Das Ambiente des Innenraumes löst in mir spontan den "Nichts-wie-raus-Reflex" aus. Die Worthülsenfabrikanten des bayerischen Rundfunks und kreativitätsdefizitäre Provinzjournalisten würden vermutlich Redewendungen wie "ein stückweit" und "aus der Zeit gefallen" verwenden, um den Schanzenbräu zu beschreiben - ich drücke es, messerscharf entlang meines persönlichen Eindruckes, wie folgt aus: Der Laden sieht innen mindestens so abgefuckt und schäbig aus, wie ich mich des Wirtshauses Zipser Berg in Bengerdz erinnere, in dem mein Opa zu Lebzeiten abends "sei Seidla" getrunken, einen Stumpn geraucht und am Stammtisch "gekartelt" hatte.

Schmale Tische, ähnlich wie beim Röhrl in Eilsbrunn, dicht an dicht: Resopaltische jahaa - wo immer sie die aufgetrieben haben, aber wahrscheinlich alle noch original - halbhoch holzvertäfelte Wände und eine wenig ansehnliche krustige Schicht von Bier- und Nikotinausdünstungen an Wänden und Decken. Oha: Leuchten im Stil des Bauhaus ...? Interessantes Ausstattungsdetail. Am Kopfende der Schanktresen mit der Gläservitrine und einer funzeligen, mit Werbung der Braurerei versehenen Beleuchtung über den Zapfhähnen ... Was fehlt, ist einzig die legendäre "Luft zum Schneiden" solcher Tempel fränkischer Gastronomiekultur aus früheren Zeiten; uns fehlt sie nicht - wir wissen das gesetzliche Rauchverbot sehr zu schätzen.

copyright 2015 Robert Bock
Zuletzt hab ich ein Wirtshaus derart derben Charmes in Prag erleben dürfen; etwas abseits des Touristentrubels auch dort. Das Essen tschechisch-rustikal, spottbillig und lecker wie das Bier ... Ich handelte mir einen denkwürdigen Rausch dort ein. Würde mir das im Schanzenbräu auch blühen? Eine Ratgeberin aus der besagten Facebook-Gruppe jedenfalls hatte mir in Aussicht gestellt, dass ich womöglich auf die Oper pfeifen würde, wenn ich erst einmal im Schanzenbräu säße und säße und säße ...
 
copyright 2015 Robert Bock
"A warms Essn grichter erscht ab Zwölfa; etza gibds bloß a Weißwurschtgedeck", sagt uns die freundliche und sehr entspannt agierende junge Dame in der kurzen Hose, die den Service am frühen Sonntag zunächst alleine schultert.
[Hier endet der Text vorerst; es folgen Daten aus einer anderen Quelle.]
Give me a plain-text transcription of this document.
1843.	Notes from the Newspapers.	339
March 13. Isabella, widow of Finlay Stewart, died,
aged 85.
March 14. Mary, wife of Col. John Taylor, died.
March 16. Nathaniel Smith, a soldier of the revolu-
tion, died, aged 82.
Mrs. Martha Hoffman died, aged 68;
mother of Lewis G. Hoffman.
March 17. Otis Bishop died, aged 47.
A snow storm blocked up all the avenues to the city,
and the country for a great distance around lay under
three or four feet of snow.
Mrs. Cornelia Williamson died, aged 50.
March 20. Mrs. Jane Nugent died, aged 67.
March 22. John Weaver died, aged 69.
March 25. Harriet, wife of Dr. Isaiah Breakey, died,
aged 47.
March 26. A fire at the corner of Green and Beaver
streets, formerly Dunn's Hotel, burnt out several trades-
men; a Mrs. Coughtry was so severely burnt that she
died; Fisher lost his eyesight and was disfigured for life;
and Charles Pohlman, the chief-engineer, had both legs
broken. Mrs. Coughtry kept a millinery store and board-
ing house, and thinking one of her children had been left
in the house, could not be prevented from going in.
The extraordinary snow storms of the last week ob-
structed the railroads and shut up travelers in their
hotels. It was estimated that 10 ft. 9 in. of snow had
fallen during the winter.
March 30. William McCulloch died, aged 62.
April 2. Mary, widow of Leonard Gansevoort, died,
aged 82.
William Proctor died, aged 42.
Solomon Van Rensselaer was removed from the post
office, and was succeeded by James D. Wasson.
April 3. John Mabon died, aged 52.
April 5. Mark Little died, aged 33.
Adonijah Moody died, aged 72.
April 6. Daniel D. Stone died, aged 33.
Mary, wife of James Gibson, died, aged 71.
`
Egal wer seinen Kopf aus der Küche streckt: kaum jemand scheint mehr als dreißig Lenze auf dem Buckel zu haben; ein junges Team in einer Umgebung, wie sie deren Groß- und Urgoßeltern kannte und zu schätzen wußte ... Das gefällt uns! Sehr sogar.

Wir platzieren uns an einen kreisrunden Tisch mit nikotingelber Resopaloberfläche auf der Eckbank im hintersten Winkel des langen, rechteckigen Gastraumes, der falls es Not täte, etwa mittig mit einer Klappwand geteilt werden könnte. Salz, Pfeffer, Zahnstocher einzeln verpackt. So kenn ich das aus Oberfranken von Dorfwirtshäusern in der Fränkischen Schweiz; schon fühle ich mich nicht mehr so fremd ...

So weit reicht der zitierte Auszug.